Tonight, my bedtime ritual is a cinch: I remove my contact lenses, brush my teeth and that’s it. It all feels faintly unsanitary.

Still, at least my boyfriend isn’t around to kiss off my Norma Desmond-style mask. I lie on my pillow wondering whether to sleep on my back to stay cosmetically pristine. After five minutes, I give up and adopt my usual position — on my front, head to the side.

I wake at 8am, on my back, and expect my eyes to be glued together. They’re not. Neither is my pillow in the horrendous state I’d expected. And my face isn’t too bad. There is smudging about the eyes, my lashes are bent and my nose is unflatteringly shiny.

However, my skin looks passable, my blusher is almost intact and my lips aren’t chapped.

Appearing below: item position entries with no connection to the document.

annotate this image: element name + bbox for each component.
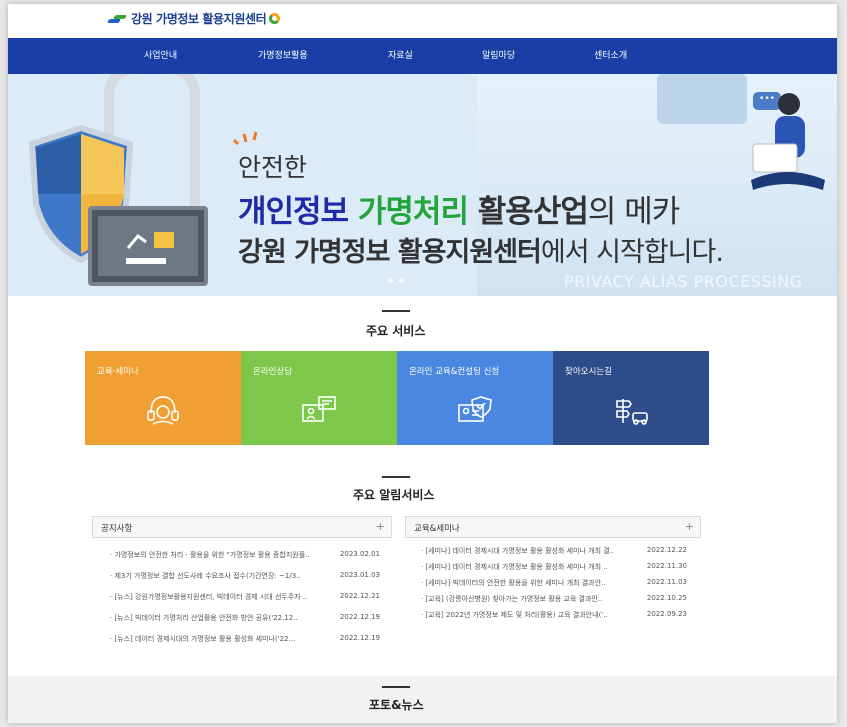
seminar-board: 교육&세미나 + · [세미나] 데이터 경제시대 가명정보 활용 활성화 세미… <box>405 516 701 620</box>
shield-monitor-icon <box>458 396 492 422</box>
notice-board: 공지사항 + · 가명정보의 안전한 처리 · 활용을 위한 "가명정보 활용 … <box>92 516 392 644</box>
list-item[interactable]: · [세미나] 데이터 경제시대 가명정보 활용 활성화 세미나 개최 결.. 2… <box>421 546 687 556</box>
site-logo[interactable]: 강원 가명정보 활용지원센터 <box>106 10 281 27</box>
main-nav <box>8 38 837 74</box>
sparkle-icon <box>232 131 258 146</box>
more-icon[interactable]: + <box>685 520 694 533</box>
photo-news-title: 포토&뉴스 <box>369 698 424 712</box>
chat-consult-icon <box>302 396 336 422</box>
nav-item-notice[interactable]: 알림마당 <box>482 48 515 61</box>
section-divider <box>382 476 410 478</box>
headset-icon <box>147 396 179 425</box>
logo-circle-icon <box>269 13 281 24</box>
list-item[interactable]: · [교육] 2022년 가명정보 제도 및 처리(활용) 교육 결과안내('.… <box>421 610 687 620</box>
photo-news-section: 포토&뉴스 <box>8 676 837 723</box>
service-education[interactable]: 교육·세미나 <box>85 351 241 445</box>
page-frame: 강원 가명정보 활용지원센터 사업안내 가명정보활용 자료실 알림마당 센터소개 <box>8 4 837 723</box>
notice-board-header: 공지사항 + <box>92 516 392 538</box>
seminar-board-header: 교육&세미나 + <box>405 516 701 538</box>
services-title: 주요 서비스 <box>366 324 426 338</box>
list-item[interactable]: · [세미나] 데이터 경제시대 가명정보 활용 활성화 세미나 개최 .. 20… <box>421 562 687 572</box>
services-grid: 교육·세미나 온라인상담 온라인 교육&컨설팅 신청 찾아오시는길 <box>85 351 709 445</box>
hero-line3: 강원 가명정보 활용지원센터에서 시작합니다. <box>238 237 724 268</box>
nav-item-archive[interactable]: 자료실 <box>388 48 413 61</box>
list-item[interactable]: · [뉴스] 강원가명정보활용지원센터, 빅데이터 경제 시대 선두주자 .. 2… <box>110 592 380 602</box>
site-header: 강원 가명정보 활용지원센터 <box>8 4 837 38</box>
section-divider <box>382 310 410 312</box>
list-item[interactable]: · [교육] (강릉아산병원) 찾아가는 가명정보 활용 교육 결과안.. 202… <box>421 594 687 604</box>
list-item[interactable]: · [뉴스] 데이터 경제시대의 가명정보 활용 활성화 세미나('22... 2… <box>110 634 380 644</box>
list-item[interactable]: · 가명정보의 안전한 처리 · 활용을 위한 "가명정보 활용 종합지원플..… <box>110 550 380 560</box>
list-item[interactable]: · [뉴스] 빅데이터 가명처리 산업활용 안전화 방안 공유('22.12..… <box>110 613 380 623</box>
section-divider <box>382 686 410 688</box>
logo-mark-icon <box>106 13 128 25</box>
nav-item-center[interactable]: 센터소개 <box>594 48 627 61</box>
signpost-car-icon <box>616 399 648 425</box>
service-consult[interactable]: 온라인상담 <box>241 351 397 445</box>
nav-item-pseudonym[interactable]: 가명정보활용 <box>258 48 308 61</box>
monitor-icon <box>88 206 208 286</box>
list-item[interactable]: · 제3기 가명정보 결합 선도사례 수요조사 접수(기간연장: ~1/3.. 2… <box>110 571 380 581</box>
nav-item-business[interactable]: 사업안내 <box>144 48 177 61</box>
list-item[interactable]: · [세미나] 빅데이터의 안전한 활용을 위한 세미나 개최 결과안.. 202… <box>421 578 687 588</box>
carousel-dots[interactable] <box>388 278 404 283</box>
folder-icon <box>126 232 174 264</box>
person-laptop-icon <box>751 93 825 190</box>
hero-line1: 안전한 <box>238 153 308 182</box>
notices-title: 주요 알림서비스 <box>353 488 435 502</box>
id-card-icon <box>657 74 747 124</box>
hero-banner[interactable]: ••• 안전한 개인정보 가명처리 활용산업의 메카 강원 가명정보 활용지원센… <box>8 74 837 296</box>
more-icon[interactable]: + <box>376 520 385 533</box>
hero-line2: 개인정보 가명처리 활용산업의 메카 <box>238 194 680 230</box>
service-directions[interactable]: 찾아오시는길 <box>553 351 709 445</box>
carousel-dot[interactable] <box>399 278 404 283</box>
hero-watermark: PRIVACY ALIAS PROCESSING <box>564 272 803 291</box>
carousel-dot[interactable] <box>388 278 393 283</box>
service-online-apply[interactable]: 온라인 교육&컨설팅 신청 <box>397 351 553 445</box>
logo-text: 강원 가명정보 활용지원센터 <box>131 12 267 26</box>
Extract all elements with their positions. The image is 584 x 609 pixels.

Then I do the Charlotte Tilbury touch-up, removing my panda eyes with a cotton bud and applying her Magic Cream moisturiser , the wonder product she has been using for 20 years.

It’s soothing, and another layer of slap glides on smoothly. The photographer tells me I don’t look that different from the night before. Alas, to me my make-up looks tired and ageing.

My eyes itch a bit, and I miss my wake-up ritual of a shower, then settling down with a cup of tea to create a new face for the day. Still, I’m out of the house within 20 minutes, as opposed to an hour.

By noon my eyes have acquired a minxish, lived-in guise that a male colleague tells me is ‘sexy as hell’. Still, I feel grubby. By evening, after two sweaty commutes, I feel festering.

My eyes are gungy and my eyelashes ache. I can’t take it any more and cancel a hot date to hurry home and strip the whole thing off, almost weeping with relief when my skin is returned to its virginal state.

But I do not look blooming. I’m dry and blotchy, and my pores haven’t been as cavernous since I was 14.

It’s clear that if I continued with this soap-dodging my eyes and lips would be raw at the corners, my cheeks and forehead parched.

Skin specialist Dr Michael Prager says that real caution is required: “We’re talking clogged pores, harbouring the day’s bacteria, environmental poison, dirt, dead skin cells and all sorts of unhealthy ingredients sanctioned by the EU regulation on skincare ingredients.

“The skin is going to take a hell of a hammering. It might equate to ageing yourself by as much as ten years in 30 days.” The horror!

Sleeping in slap is all very rock chick, but at 44 I want to look like a civilised human being. This kind of thing may work for Kate Moss, but then, Ms Moss has always struck me as someone who looks as if she needs a good wash.

If I sound prissy about this, I am. My cleanser isn’t going anywhere.